Qin, Liang, Ye et al., "ToolLLM: Facilitating Large Language Models to Master 16000+ Real-world APIs" (ICLR 2024). Gorilla's spiritual successor — much larger API zoo, depth-first vs breadth-first search over API combinations. Skim if you want to see how production tool-using systems handle hundreds of tools.

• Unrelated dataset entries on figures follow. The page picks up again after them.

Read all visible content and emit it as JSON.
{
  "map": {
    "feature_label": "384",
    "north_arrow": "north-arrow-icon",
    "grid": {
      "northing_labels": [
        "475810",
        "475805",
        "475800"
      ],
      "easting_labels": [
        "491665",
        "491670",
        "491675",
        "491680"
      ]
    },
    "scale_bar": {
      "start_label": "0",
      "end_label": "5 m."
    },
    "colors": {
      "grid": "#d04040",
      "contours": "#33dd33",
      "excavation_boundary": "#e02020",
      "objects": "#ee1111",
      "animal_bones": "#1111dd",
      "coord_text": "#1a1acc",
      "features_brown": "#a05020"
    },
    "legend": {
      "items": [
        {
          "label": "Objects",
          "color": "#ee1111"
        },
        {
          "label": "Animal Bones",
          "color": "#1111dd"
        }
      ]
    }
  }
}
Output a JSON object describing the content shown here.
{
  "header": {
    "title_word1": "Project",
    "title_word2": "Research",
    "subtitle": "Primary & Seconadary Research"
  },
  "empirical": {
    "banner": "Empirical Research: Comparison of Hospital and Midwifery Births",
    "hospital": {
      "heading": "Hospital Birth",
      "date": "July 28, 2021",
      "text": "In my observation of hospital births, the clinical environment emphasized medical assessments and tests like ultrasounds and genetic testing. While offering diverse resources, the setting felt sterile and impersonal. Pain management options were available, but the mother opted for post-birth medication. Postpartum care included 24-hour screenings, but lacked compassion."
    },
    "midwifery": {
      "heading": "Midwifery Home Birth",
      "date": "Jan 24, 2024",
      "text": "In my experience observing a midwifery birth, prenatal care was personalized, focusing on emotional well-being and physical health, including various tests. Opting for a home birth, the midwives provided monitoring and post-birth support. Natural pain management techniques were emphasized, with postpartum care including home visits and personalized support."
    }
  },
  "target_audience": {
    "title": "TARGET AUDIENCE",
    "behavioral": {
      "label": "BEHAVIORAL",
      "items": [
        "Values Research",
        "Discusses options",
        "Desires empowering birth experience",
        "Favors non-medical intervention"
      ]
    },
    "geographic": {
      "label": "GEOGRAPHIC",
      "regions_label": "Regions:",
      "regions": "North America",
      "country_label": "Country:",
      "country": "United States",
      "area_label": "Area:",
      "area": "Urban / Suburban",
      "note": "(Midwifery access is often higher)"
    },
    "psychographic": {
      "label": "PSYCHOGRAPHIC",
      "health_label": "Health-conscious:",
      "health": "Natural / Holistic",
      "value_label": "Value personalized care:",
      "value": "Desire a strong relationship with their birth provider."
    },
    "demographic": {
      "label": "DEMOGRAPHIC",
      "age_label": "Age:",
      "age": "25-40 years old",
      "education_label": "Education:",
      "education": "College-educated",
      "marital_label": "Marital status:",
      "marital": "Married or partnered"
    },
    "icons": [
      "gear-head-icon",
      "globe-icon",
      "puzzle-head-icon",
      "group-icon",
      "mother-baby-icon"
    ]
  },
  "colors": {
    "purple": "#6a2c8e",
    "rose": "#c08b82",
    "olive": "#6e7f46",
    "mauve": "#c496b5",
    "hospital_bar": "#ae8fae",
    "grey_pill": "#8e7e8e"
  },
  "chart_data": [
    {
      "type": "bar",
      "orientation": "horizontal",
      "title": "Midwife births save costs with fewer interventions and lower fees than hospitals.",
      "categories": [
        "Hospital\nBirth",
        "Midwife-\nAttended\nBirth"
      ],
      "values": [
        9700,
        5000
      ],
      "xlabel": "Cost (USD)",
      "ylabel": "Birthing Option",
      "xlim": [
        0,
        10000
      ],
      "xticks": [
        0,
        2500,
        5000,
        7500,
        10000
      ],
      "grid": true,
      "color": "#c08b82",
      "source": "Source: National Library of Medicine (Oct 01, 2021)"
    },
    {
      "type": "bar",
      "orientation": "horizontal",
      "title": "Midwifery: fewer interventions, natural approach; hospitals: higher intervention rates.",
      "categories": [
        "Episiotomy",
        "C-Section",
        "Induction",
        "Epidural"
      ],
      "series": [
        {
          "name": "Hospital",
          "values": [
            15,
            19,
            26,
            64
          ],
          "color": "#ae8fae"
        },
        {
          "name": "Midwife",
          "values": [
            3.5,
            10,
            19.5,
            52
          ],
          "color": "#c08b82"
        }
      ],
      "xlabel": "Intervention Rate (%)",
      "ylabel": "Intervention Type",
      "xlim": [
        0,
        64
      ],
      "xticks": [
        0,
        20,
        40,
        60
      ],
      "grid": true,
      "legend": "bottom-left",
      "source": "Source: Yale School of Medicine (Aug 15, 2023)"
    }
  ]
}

Park, O'Brien, Cai et al., "Generative Agents: Interactive Simulacra of Human Behavior" (UIST 2023). Uses tools and memory to simulate a small town of agents. Skim for the architectural overview — the way they decompose memory, planning, and reflection generalizes well beyond the simulation use case.
Liu, Li, Du et al., "AgentBench: Evaluating LLMs as Agents" (ICLR 2024). A benchmark suite covering tool use, web browsing, OS interaction, and game-playing. Useful as a "what gets evaluated" reference if you want to systematically measure your agent's capability later.

Deliverable checklist¶

All tests in tests/test_tools.py pass: 172 tests, all green.
Ollama running with a tool-calling-capable chat model. ollama list shows your chosen model.
Notebook: notebooks/solutions/18-tools.ipynb.
Tool-use post-mortem (Exercise 9) in 3-4 paragraphs. The main deliverable.
You can explain — out loud, without notes — why errors are surfaced as ToolResult(is_error=True) instead of raised exceptions.
You can explain — out loud, without notes — why AST-walking is structurally safer than eval() with restricted globals.
You can explain — out loud, without notes — what the loop's stop condition is and why "no more tool calls" works as a signal.
You can explain — out loud, without notes — why the validator must reject bool when expecting int or number.